Big Hats and Bigots
I read the American and Israeli press regularly and from all the reports about the new anti-Semitism in Europe I get the impression of living in a place that is only marginally better for Jews than pre-war Germany. Unlike the less orthodox Jews, we Chassidim are not really obsessed by the holocaust. By that I do not mean that we are ambivalent or feel less touched by it. Just that we don’t need the holocaust to define our lives or our Jewishness. Believe me we have enough laws and traditions, flaws and anomalies, guilt complexes and plain disgruntlement to manage fairly well without it. In any event I do not know what it felt like to be a Jew in Germany then. I do know that the tendency among many at that time was to brush aside the mounting fear and imagine that things will work out eventually. I have to therefore accept the possibility that the situation today might be the same. I doubt it however.
I have been working almost exclusively with non-Jews for many years now and I have not encountered any anti-Semitism at work. On the contrary most people I meet, after the initial surprise at the way I dress, seem to take it in their stride very well and I usually have to answer all those questions they have always wanted to ask, like why we do wear those ringlets next to our ears and about holes in sheets. Incidentally whoever started the rumour that Chassidim have sex through a hole in a sheet has a lot to answer for but he can also take part of the credit for some highly creative use of language. It is not an easy question to ask, especially of a man dressed like a Chassid. You would be surprised how many manage to find a way though.

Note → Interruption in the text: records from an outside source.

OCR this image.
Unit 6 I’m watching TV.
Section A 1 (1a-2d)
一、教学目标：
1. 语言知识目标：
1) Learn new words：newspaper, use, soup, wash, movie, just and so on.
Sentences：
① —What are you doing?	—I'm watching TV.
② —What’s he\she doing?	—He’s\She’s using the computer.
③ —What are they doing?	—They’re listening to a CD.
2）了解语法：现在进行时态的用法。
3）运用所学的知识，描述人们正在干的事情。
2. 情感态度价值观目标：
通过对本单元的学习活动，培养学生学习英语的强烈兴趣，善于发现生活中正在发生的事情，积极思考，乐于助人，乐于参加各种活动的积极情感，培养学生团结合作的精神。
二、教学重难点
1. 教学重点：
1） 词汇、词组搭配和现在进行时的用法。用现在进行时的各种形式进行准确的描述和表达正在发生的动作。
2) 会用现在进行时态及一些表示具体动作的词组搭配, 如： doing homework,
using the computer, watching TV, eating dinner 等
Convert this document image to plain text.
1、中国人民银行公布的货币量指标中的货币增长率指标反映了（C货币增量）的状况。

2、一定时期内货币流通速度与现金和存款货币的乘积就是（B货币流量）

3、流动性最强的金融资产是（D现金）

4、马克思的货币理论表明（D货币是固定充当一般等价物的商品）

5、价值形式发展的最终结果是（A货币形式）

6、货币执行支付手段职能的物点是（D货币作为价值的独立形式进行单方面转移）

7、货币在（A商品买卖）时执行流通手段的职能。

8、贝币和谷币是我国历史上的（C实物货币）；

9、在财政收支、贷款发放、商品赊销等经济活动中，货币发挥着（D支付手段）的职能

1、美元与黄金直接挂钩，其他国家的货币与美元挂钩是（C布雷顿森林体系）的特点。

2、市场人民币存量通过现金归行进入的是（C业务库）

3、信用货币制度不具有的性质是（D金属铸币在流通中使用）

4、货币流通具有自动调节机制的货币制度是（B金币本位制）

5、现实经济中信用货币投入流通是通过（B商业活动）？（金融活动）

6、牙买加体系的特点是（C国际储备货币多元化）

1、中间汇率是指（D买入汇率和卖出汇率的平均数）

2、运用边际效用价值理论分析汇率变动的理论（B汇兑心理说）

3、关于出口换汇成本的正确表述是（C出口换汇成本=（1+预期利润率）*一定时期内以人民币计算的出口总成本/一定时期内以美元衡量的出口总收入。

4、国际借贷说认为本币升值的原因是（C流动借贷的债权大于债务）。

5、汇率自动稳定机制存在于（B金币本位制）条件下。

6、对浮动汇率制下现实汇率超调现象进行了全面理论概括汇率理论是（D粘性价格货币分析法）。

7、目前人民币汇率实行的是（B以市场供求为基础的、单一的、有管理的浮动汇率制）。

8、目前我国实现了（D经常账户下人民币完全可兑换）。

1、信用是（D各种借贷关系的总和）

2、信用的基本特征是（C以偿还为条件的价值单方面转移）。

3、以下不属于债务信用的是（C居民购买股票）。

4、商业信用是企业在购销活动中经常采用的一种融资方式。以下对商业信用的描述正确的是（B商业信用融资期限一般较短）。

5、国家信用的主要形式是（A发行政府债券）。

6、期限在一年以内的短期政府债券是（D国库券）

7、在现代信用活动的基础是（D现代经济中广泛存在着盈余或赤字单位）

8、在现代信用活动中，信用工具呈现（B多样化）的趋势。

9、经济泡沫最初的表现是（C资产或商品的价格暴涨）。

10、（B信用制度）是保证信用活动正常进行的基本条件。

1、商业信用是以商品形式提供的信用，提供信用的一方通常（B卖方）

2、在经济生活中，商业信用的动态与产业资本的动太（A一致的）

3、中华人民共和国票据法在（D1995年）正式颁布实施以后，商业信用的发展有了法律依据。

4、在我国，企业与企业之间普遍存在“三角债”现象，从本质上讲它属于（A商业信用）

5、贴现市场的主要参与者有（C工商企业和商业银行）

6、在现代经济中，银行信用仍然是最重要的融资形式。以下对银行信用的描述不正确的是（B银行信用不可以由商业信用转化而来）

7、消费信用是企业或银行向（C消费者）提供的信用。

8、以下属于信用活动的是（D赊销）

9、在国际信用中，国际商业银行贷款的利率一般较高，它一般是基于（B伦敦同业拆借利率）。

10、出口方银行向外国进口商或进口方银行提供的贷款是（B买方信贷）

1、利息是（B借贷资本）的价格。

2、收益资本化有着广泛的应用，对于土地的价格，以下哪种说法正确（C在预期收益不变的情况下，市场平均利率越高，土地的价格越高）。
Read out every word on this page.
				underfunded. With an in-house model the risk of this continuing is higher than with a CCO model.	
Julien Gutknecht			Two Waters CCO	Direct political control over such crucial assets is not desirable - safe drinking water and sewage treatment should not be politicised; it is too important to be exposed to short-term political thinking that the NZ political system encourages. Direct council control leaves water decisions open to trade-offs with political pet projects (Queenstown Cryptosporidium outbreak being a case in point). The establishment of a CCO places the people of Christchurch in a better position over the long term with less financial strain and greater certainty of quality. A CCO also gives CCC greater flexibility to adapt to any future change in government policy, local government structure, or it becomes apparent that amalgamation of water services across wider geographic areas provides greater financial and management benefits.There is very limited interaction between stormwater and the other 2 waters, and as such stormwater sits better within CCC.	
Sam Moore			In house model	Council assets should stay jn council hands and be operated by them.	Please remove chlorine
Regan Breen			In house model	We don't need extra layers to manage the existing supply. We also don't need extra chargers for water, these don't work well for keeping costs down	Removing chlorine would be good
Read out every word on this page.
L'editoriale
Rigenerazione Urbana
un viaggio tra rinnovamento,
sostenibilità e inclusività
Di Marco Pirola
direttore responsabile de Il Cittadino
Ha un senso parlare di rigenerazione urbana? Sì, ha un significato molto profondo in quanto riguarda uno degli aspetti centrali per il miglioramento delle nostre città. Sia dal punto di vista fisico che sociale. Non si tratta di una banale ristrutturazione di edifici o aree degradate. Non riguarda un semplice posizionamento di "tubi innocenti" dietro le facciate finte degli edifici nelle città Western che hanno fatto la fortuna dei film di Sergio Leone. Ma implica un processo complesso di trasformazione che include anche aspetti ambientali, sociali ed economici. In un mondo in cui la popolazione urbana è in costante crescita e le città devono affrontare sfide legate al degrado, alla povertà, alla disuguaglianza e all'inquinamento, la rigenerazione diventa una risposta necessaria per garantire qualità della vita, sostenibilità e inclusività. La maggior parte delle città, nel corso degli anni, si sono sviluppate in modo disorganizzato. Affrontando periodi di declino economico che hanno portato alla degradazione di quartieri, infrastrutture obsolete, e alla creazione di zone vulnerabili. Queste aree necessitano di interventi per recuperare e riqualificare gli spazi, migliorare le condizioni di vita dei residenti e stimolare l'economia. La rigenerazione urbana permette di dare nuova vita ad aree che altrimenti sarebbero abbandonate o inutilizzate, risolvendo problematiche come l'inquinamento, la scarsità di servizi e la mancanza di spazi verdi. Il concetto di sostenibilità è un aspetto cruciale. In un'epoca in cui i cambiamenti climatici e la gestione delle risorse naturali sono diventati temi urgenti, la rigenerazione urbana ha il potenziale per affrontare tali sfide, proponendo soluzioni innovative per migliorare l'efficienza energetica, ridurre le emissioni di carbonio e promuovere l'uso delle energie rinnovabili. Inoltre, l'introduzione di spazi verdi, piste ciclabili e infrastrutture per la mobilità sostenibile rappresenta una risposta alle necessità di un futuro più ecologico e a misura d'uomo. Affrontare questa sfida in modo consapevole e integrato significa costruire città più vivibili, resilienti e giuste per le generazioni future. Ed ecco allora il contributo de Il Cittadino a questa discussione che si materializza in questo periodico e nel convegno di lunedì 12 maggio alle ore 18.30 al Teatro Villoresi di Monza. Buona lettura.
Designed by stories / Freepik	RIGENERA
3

I do remember one incident of anti-Semitism, as apposed to drunken leers or pubescent boys letting off bursts of testosterone. I was about eighteen years old and riding the train from Gateshead to London. A woman was walking down the carriage with a guy who, when he saw me sitting there, started literally foaming at the mouth and screaming at me “Take your putrefaction back to Jerusalem”. The man must have been emotionally disturbed or else he was in dire need of some anger management training. I was too petrified to move. Nobody said a word and after a few minutes of his repeated shouting of that memorable sentence the woman who was with him pulled him by the arm, onward and out of the carriage. Some minutes later she returned and with teary eyes apologised profusely. She did not try to excuse his behaviour, just said she was sorry over and over again. I, trying to be English, said what is expected. “Its all right. No problem. Ok. Yes I understand.”
I have never forgiven myself for that. It was certainly not all right or Ok. It Was a problem and I did Not understand. I cannot understand how a train full of people could stand by and watch a young man, obviously scared out of his wits, being verbally attacked for no reason other than his race? In the weeks after the incident, as I lay in bed at night and thought about it, I came to the conclusion that I was a coward. I should have stood up and socked him one on the hooter. It would not have changed his opinion but it would have made me feel better about myself. In a small and insignificant way the same feeling that must have driven us after the war to set up our own country and stand on our own feet. Isn’t it ironic then that the only place that I do encounter bigotry on a regular basis is in Israel? There it has become acceptable today to display anti-religious sentiment in public to the extent of shouted abuse in the streets, even in Jerusalem.
In the UK when I go to the cinema or a bar I will dress up. I will take off what the Israelis call my penguin suit and hat, and dress down in a casual jacket and pants. Unlike most of the Chassidic plain-clothes operatives, I have also learned that white shirts and black dress shoes give the game away immediately so I really do know how to become incognito. I do it, not because I am ashamed of the way I usually dress but because my peers feel that I shame them by displaying in public their failure to convince me not to indulge in such decadence. I must admit that it is also refreshing on occasion to be able to blend into the crowd rather than sticking out like a wart on a nose. In Israel however I will not. Until they learn to respect my right to display my conviction in public I will continue to shove it down their noses.